Verschärfung der Ersatzfreiheitsstrafe: Gefangene müssen länger schuften
Der Bund hat Ersatzfreiheitsstrafen erst kürzlich halbiert. Nun reagiert der Berliner Senat mit einer Verschärfung der Regeln für gemeinnützige Arbeit.
![Wachturm, hohe Mauern und Scheinwerfer hinter Maschendraht und Stacheldrahtzaun Wachturm, hohe Mauern und Scheinwerfer hinter Maschendraht und Stacheldrahtzaun](https://taz.de/picture/6855464/14/34716182-1.jpeg)
Grundsätzlich richtet sich die Dauer einer Ersatzfreiheitsstrafe nach der Anzahl der Tagessätze, zu denen Betroffene verurteilt werden. Bis Januar galt: pro Tagessatz ein Tag in Haft. Seit Februar ist es nur noch die Hälfte. Betroffene können die Zeit im Knast weiter verkürzen, indem sie arbeiten – etwa durch Gärtnern oder Reinigungs- und Hausmeisterdienste.
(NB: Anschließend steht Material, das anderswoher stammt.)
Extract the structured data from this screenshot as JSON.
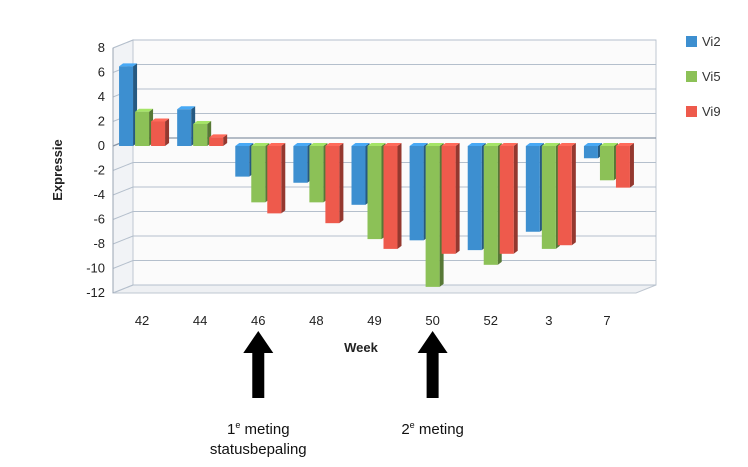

Vier Stunden solcher Arbeit entsprachen in Berlin bislang einem Hafttag. Erst 2021 hatte sich die damals rot-rot-grüne Koalition auf diese Stundenzahl geeinigt, weil die Betroffenen wegen psychischer oder Suchterkrankungen oft nicht in der Lage sind, länger zu arbeiten. Diese Erleichterung will die Justizsenatorin nun kassieren und die Stunden wieder auf sechs erhöhen.
Linke und Grüne im Abgeordnetenhaus sind entsetzt. Der rechtspolitische Sprecher der Linksfraktion, Sebastian Schlüsselburg, warf Badenberg am Dienstag „Ignoranz und Voreingenommenheit“ vor. Er befürchtet, dass mehr Menschen das Programm „Arbeit statt Strafe“ abbrechen könnten und sich so deren Haftdauer erhöht.
„Diese Menschen brauchen soziale Hilfe“
Petra Vandrey, Rechtsexpertin der Grünen-Fraktion, erinnerte an die „multiplen Problemlagen“ der Betroffenen, die ihre Strafe nicht bezahlen können: „Diese Menschen brauchen soziale Hilfe und keine Gefängnisstrafen. Schon gar nicht brauchen sie eine Disziplinierung durch erhöhte Arbeitszeiten.“
Die Justizverwaltung erklärte, sowohl die Verkürzung der Stundenzahl als auch die Halbierung der Haftzeiten hätten das Ziel, den Justizvollzug zu entlasten. Durch beide Maßnahmen zusammen käme es zu einer „doppelten Begünstigung der Verurteilten“. Das müsse „im Hinblick auf die materielle Gerechtigkeit“ vermieden werden. Eine „unnötige Belastung des Vollzuges und des Haushaltes“ sehe man nicht.
Dabei übersteigen die Haftkosten die verhängten Geldstrafen bei weitem: Im Jahr 2022 kostete ein Tag im Berliner Knast den Staat im Schnitt 230 Euro. Gleichzeitig beträgt eine übliche Strafe für wiederholtes Fahren ohne Fahrschein 30 Tagessätze à 15 Euro – also 450 Euro, die Betroffene durch 15 teure Tage im Gefängnis absitzen müssen. In Berlin befanden sich Mitte Februar 348 Menschen zur Verbüßung einer Ersatzfreiheitsstrafe im Gefängnis, viele davon wegen Schwarzfahrens.